ECLI:NL:RBALK:2011:BR2954
Rechtbank Alkmaar
- Eerste aanleg - enkelvoudig
- Rechtspraak.nl
Voorlopige voogdij voor ongeboren baby in het kader van ondertoezichtstelling moeder
Op 9 juni 2011 heeft de Rechtbank Alkmaar een beschikking gegeven in een zaak betreffende de voorlopige voogdij over een ongeboren baby. De moeder van het ongeboren kind was ten tijde van de geboorte minderjarig en daardoor niet bevoegd om het gezag uit te oefenen. De Raad voor de Kinderbescherming had op 6 juni 2011 een verzoekschrift ingediend om de voorlopige voogdij over het ongeboren kind uit te spreken. De kinderrechter oordeelde dat het dringend noodzakelijk was om het ongeboren kind voorlopig onder voogdij te plaatsen, gezien de omstandigheden van de moeder, die ondertoezicht was gesteld. De voorlopige voogdij werd afgegeven met ingang van de dag van de geboorte van het kind, voor een termijn van zes maanden.
De kinderrechter stelde de vervaltermijn op twaalf weken, zoals bedoeld in artikel 1:272 lid 3 van het Burgerlijk Wetboek.

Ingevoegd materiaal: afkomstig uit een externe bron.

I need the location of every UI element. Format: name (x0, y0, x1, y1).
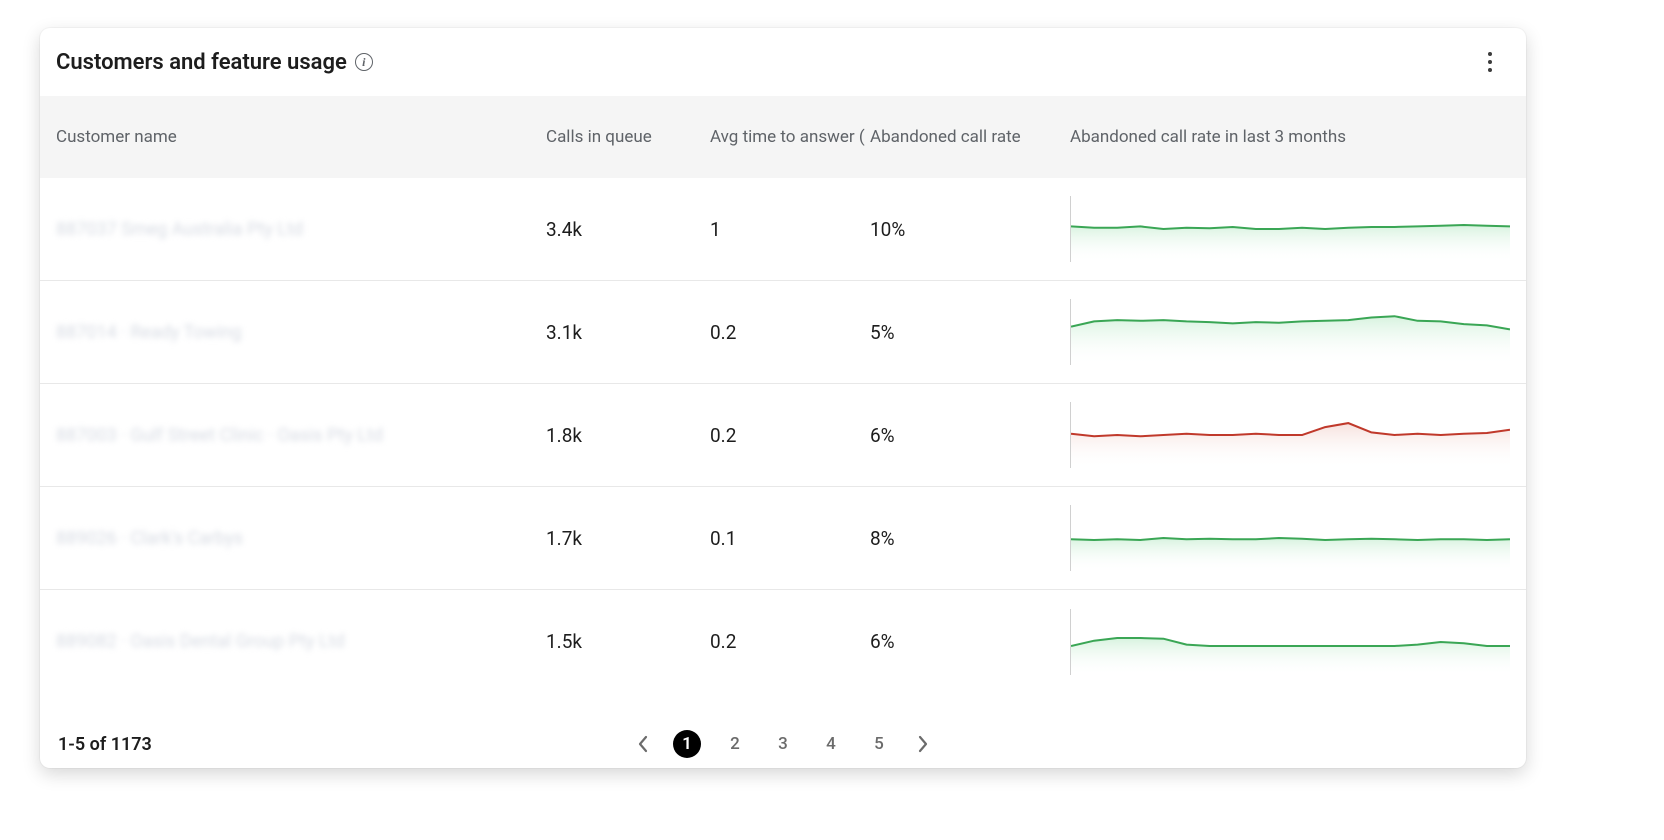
col-avg-time-to-answer[interactable]: Avg time to answer ( (710, 127, 870, 147)
col-abandoned-rate-3mo[interactable]: Abandoned call rate in last 3 months (1070, 127, 1510, 147)
card-header: Customers and feature usage i (40, 28, 1526, 96)
cell-avg-time-to-answer: 0.1 (710, 527, 870, 550)
info-icon[interactable]: i (355, 53, 373, 71)
pagination-range-label: 1-5 of 1173 (58, 734, 152, 755)
pager-next-icon[interactable] (913, 734, 933, 754)
sparkline-chart (1070, 609, 1510, 675)
table-body: 887037 Smeg Australia Pty Ltd 3.4k 1 10%… (40, 178, 1526, 693)
sparkline-chart (1070, 196, 1510, 262)
pager-page-3[interactable]: 3 (769, 730, 797, 758)
cell-sparkline (1070, 505, 1510, 571)
table-row[interactable]: 889082 · Oasis Dental Group Pty Ltd 1.5k… (40, 590, 1526, 693)
card-footer: 1-5 of 1173 12345 (40, 720, 1526, 768)
cell-calls-in-queue: 3.1k (546, 321, 710, 344)
table-row[interactable]: 887037 Smeg Australia Pty Ltd 3.4k 1 10% (40, 178, 1526, 281)
pager-page-2[interactable]: 2 (721, 730, 749, 758)
cell-sparkline (1070, 609, 1510, 675)
cell-calls-in-queue: 1.5k (546, 630, 710, 653)
sparkline-chart (1070, 505, 1510, 571)
cell-abandoned-rate: 5% (870, 321, 1070, 344)
sparkline-chart (1070, 402, 1510, 468)
pager: 12345 (633, 730, 933, 758)
card-title: Customers and feature usage (56, 50, 347, 75)
sparkline-chart (1070, 299, 1510, 365)
pager-page-5[interactable]: 5 (865, 730, 893, 758)
cell-abandoned-rate: 6% (870, 424, 1070, 447)
pager-page-1[interactable]: 1 (673, 730, 701, 758)
cell-sparkline (1070, 299, 1510, 365)
cell-customer-name[interactable]: 887003 · Gulf Street Clinic · Oasis Pty … (56, 425, 546, 446)
cell-calls-in-queue: 3.4k (546, 218, 710, 241)
cell-avg-time-to-answer: 0.2 (710, 630, 870, 653)
pager-page-4[interactable]: 4 (817, 730, 845, 758)
cell-customer-name[interactable]: 887037 Smeg Australia Pty Ltd (56, 219, 546, 240)
cell-customer-name[interactable]: 889082 · Oasis Dental Group Pty Ltd (56, 631, 546, 652)
cell-avg-time-to-answer: 1 (710, 218, 870, 241)
table-row[interactable]: 887003 · Gulf Street Clinic · Oasis Pty … (40, 384, 1526, 487)
cell-abandoned-rate: 8% (870, 527, 1070, 550)
cell-calls-in-queue: 1.8k (546, 424, 710, 447)
col-customer-name[interactable]: Customer name (56, 127, 546, 147)
cell-avg-time-to-answer: 0.2 (710, 321, 870, 344)
cell-customer-name[interactable]: 887014 · Ready Towing (56, 322, 546, 343)
table-header: Customer name Calls in queue Avg time to… (40, 96, 1526, 178)
col-abandoned-rate[interactable]: Abandoned call rate (870, 127, 1070, 147)
pager-prev-icon[interactable] (633, 734, 653, 754)
col-calls-in-queue[interactable]: Calls in queue (546, 127, 710, 147)
cell-sparkline (1070, 196, 1510, 262)
cell-calls-in-queue: 1.7k (546, 527, 710, 550)
table-row[interactable]: 887014 · Ready Towing 3.1k 0.2 5% (40, 281, 1526, 384)
cell-abandoned-rate: 10% (870, 218, 1070, 241)
cell-customer-name[interactable]: 889026 · Clark's Carbys (56, 528, 546, 549)
cell-abandoned-rate: 6% (870, 630, 1070, 653)
cell-avg-time-to-answer: 0.2 (710, 424, 870, 447)
table-row[interactable]: 889026 · Clark's Carbys 1.7k 0.1 8% (40, 487, 1526, 590)
customer-usage-card: Customers and feature usage i Customer n… (40, 28, 1526, 768)
more-options-icon[interactable] (1478, 48, 1502, 76)
card-title-wrap: Customers and feature usage i (56, 50, 373, 75)
cell-sparkline (1070, 402, 1510, 468)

De beslissing werd genomen zonder voorafgaand verhoor van de moeder en andere belanghebbenden, omdat er onmiddellijk en ernstig gevaar voor het ongeboren kind bestond. De beschikking werd uitvoerbaar bij voorraad verklaard, en de moeder en andere belanghebbenden werden in staat gesteld om te worden gehoord op een zitting op 22 juni 2011. De beschikking werd uitgesproken door kinderrechter mr. W.C. Oosterbroek, in aanwezigheid van griffier A. Boermans-Jager. Tegen deze beslissing kan binnen drie maanden hoger beroep worden ingesteld bij het Gerechtshof te Amsterdam, waarbij de tussenkomst van een advocaat verplicht is.